RoPE, NoPE, 그리고 QK Norm의 Long Context 특성에 대한 분석. QK Norm이 Attention의 엔트로피를 높인다는 문제를 지적하고 있네요.
Analysis of the long-context characteristics of RoPE, NoPE, and QK Norm. The paper points out that QK Norm increases the entropy of attention.
#long-context #positional-encoding
The Energy Loss Phenomenon in RLHF: A New Perspective on Mitigating Reward Hacking
(Yuchun Miao, Sen Zhang, Liang Ding, Yuqi Zhang, Lefei Zhang, Dacheng Tao)
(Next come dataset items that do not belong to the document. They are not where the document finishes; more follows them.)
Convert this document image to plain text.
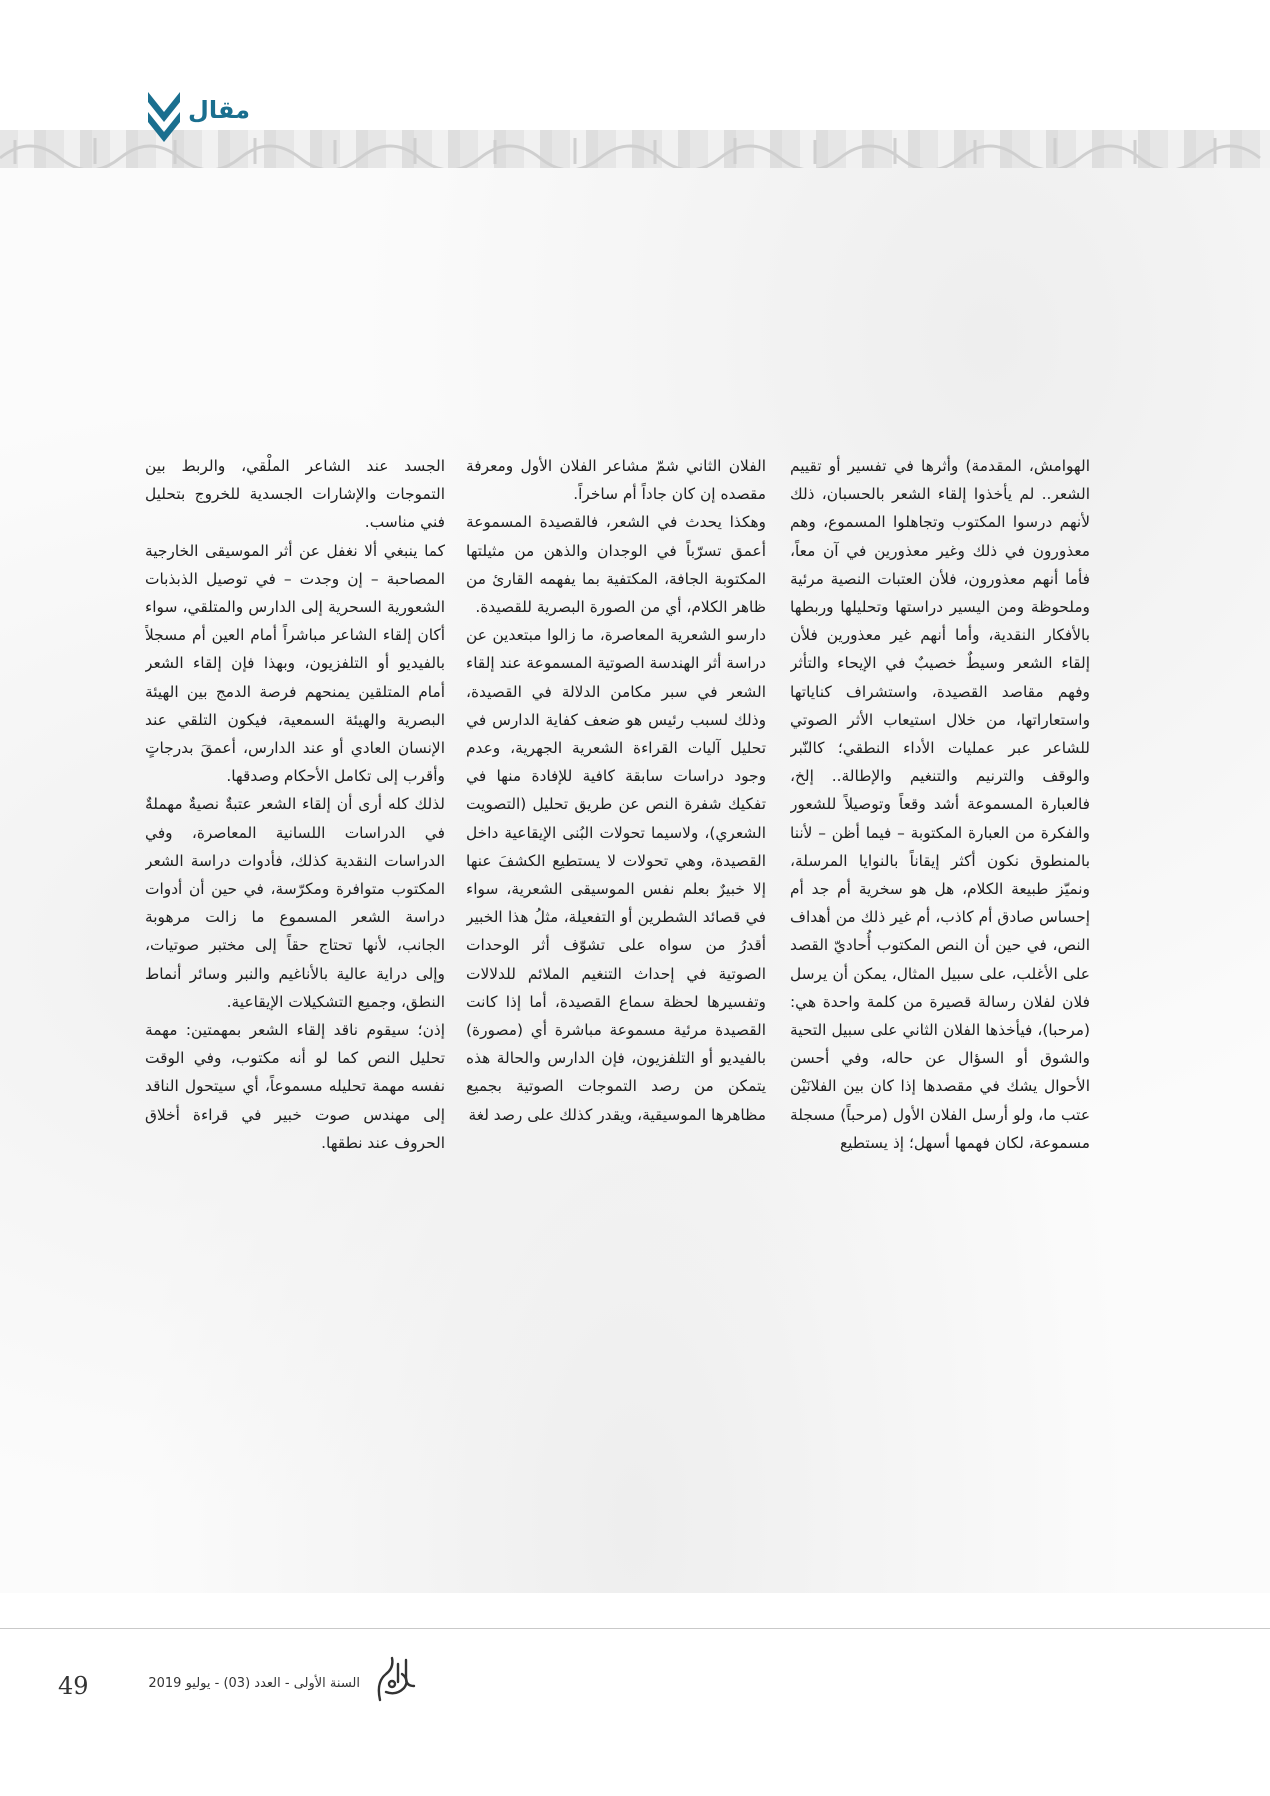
مقال

الهوامش، المقدمة) وأثرها في تفسير أو تقييم الشعر.. لم يأخذوا إلقاء الشعر بالحسبان، ذلك لأنهم درسوا المكتوب وتجاهلوا المسموع، وهم معذورون في ذلك وغير معذورين في آن معاً، فأما أنهم معذورون، فلأن العتبات النصية مرئية وملحوظة ومن اليسير دراستها وتحليلها وربطها بالأفكار النقدية، وأما أنهم غير معذورين فلأن إلقاء الشعر وسيطٌ خصيبٌ في الإيحاء والتأثر وفهم مقاصد القصيدة، واستشراف كناياتها واستعاراتها، من خلال استيعاب الأثر الصوتي للشاعر عبر عمليات الأداء النطقي؛ كالنّبر والوقف والترنيم والتنغيم والإطالة.. إلخ، فالعبارة المسموعة أشد وقعاً وتوصيلاً للشعور والفكرة من العبارة المكتوبة – فيما أظن – لأننا بالمنطوق نكون أكثر إيقاناً بالنوايا المرسلة، ونميّز طبيعة الكلام، هل هو سخرية أم جد أم إحساس صادق أم كاذب، أم غير ذلك من أهداف النص، في حين أن النص المكتوب أُحاديّ القصد على الأغلب، على سبيل المثال، يمكن أن يرسل فلان لفلان رسالة قصيرة من كلمة واحدة هي: (مرحبا)، فيأخذها الفلان الثاني على سبيل التحية والشوق أو السؤال عن حاله، وفي أحسن الأحوال يشك في مقصدها إذا كان بين الفلانَيْن عتب ما، ولو أرسل الفلان الأول (مرحباً) مسجلة مسموعة، لكان فهمها أسهل؛ إذ يستطيع

الفلان الثاني شمّ مشاعر الفلان الأول ومعرفة مقصده إن كان جاداً أم ساخراً.

وهكذا يحدث في الشعر، فالقصيدة المسموعة أعمق تسرّباً في الوجدان والذهن من مثيلتها المكتوبة الجافة، المكتفية بما يفهمه القارئ من ظاهر الكلام، أي من الصورة البصرية للقصيدة.

دارسو الشعرية المعاصرة، ما زالوا مبتعدين عن دراسة أثر الهندسة الصوتية المسموعة عند إلقاء الشعر في سبر مكامن الدلالة في القصيدة، وذلك لسبب رئيس هو ضعف كفاية الدارس في تحليل آليات القراءة الشعرية الجهرية، وعدم وجود دراسات سابقة كافية للإفادة منها في تفكيك شفرة النص عن طريق تحليل (التصويت الشعري)، ولاسيما تحولات البُنى الإيقاعية داخل القصيدة، وهي تحولات لا يستطيع الكشفَ عنها إلا خبيرٌ بعلم نفس الموسيقى الشعرية، سواء في قصائد الشطرين أو التفعيلة، مثلُ هذا الخبير أقدرُ من سواه على تشوّف أثر الوحدات الصوتية في إحداث التنغيم الملائم للدلالات وتفسيرها لحظة سماع القصيدة، أما إذا كانت القصيدة مرئية مسموعة مباشرة أي (مصورة) بالفيديو أو التلفزيون، فإن الدارس والحالة هذه يتمكن من رصد التموجات الصوتية بجميع مظاهرها الموسيقية، ويقدر كذلك على رصد لغة

الجسد عند الشاعر الملْقي، والربط بين التموجات والإشارات الجسدية للخروج بتحليل فني مناسب.

كما ينبغي ألا نغفل عن أثر الموسيقى الخارجية المصاحبة – إن وجدت – في توصيل الذبذبات الشعورية السحرية إلى الدارس والمتلقي، سواء أكان إلقاء الشاعر مباشراً أمام العين أم مسجلاً بالفيديو أو التلفزيون، وبهذا فإن إلقاء الشعر أمام المتلقين يمنحهم فرصة الدمج بين الهيئة البصرية والهيئة السمعية، فيكون التلقي عند الإنسان العادي أو عند الدارس، أعمقَ بدرجاتٍ وأقرب إلى تكامل الأحكام وصدقها.

لذلك كله أرى أن إلقاء الشعر عتبةٌ نصيةٌ مهملةٌ في الدراسات اللسانية المعاصرة، وفي الدراسات النقدية كذلك، فأدوات دراسة الشعر المكتوب متوافرة ومكرّسة، في حين أن أدوات دراسة الشعر المسموع ما زالت مرهوبة الجانب، لأنها تحتاج حقاً إلى مختبر صوتيات، وإلى دراية عالية بالأناغيم والنبر وسائر أنماط النطق، وجميع التشكيلات الإيقاعية.

إذن؛ سيقوم ناقد إلقاء الشعر بمهمتين: مهمة تحليل النص كما لو أنه مكتوب، وفي الوقت نفسه مهمة تحليله مسموعاً، أي سيتحول الناقد إلى مهندس صوت خبير في قراءة أخلاق الحروف عند نطقها.

49	السنة الأولى - العدد (03) - يوليو 2019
This work identifies the Energy Loss Phenomenon in Reinforcement Learning from Human Feedback (RLHF) and its connection to reward hacking. Specifically, energy loss in the final layer of a Large Language Model (LLM) gradually increases during the RL process, with an excessive increase in energy loss characterizing reward hacking. Beyond empirical analysis, we further provide a theoretical foundation by proving that, under mild conditions, the increased energy loss reduces the upper bound of contextual relevance in LLMs, which is a critical aspect of reward hacking as the reduced contextual relevance typically indicates overfitting to reward model-favored patterns in RL. To address this issue, we propose an Energy loss-aware PPO algorithm (EPPO) which penalizes the increase in energy loss in the LLM's final layer during reward calculation to prevent excessive energy loss, thereby mitigating reward hacking. We theoretically show that EPPO can be conceptually interpreted as an entropy-regularized RL algorithm, which provides deeper insights into its effectiveness. Extensive experiments across various LLMs and tasks demonstrate the commonality of the energy loss phenomenon, as well as the effectiveness of EPPO in mitigating reward hacking and improving RLHF performance.
RLHF 과정에서 마지막 레이어의 입력과 출력의 차이(Energy Loss)가 증가하는데, 이 Energy Loss의 급격한 증가가 Reward Hacking과 관련이 있다는 연구. 이를 억제해서 Reward Hacking을 감소시키려는 시도를 했습니다. 결과적으로는 Entropy regularization과 이어지네요.
This study shows that during the RLHF process, the difference between input and output of the last layer (energy loss) increases, and a rapid increase in this energy loss is associated with reward hacking. The researchers attempted to mitigate reward hacking by suppressing this increase. Their approach ultimately connects to entropy regularization.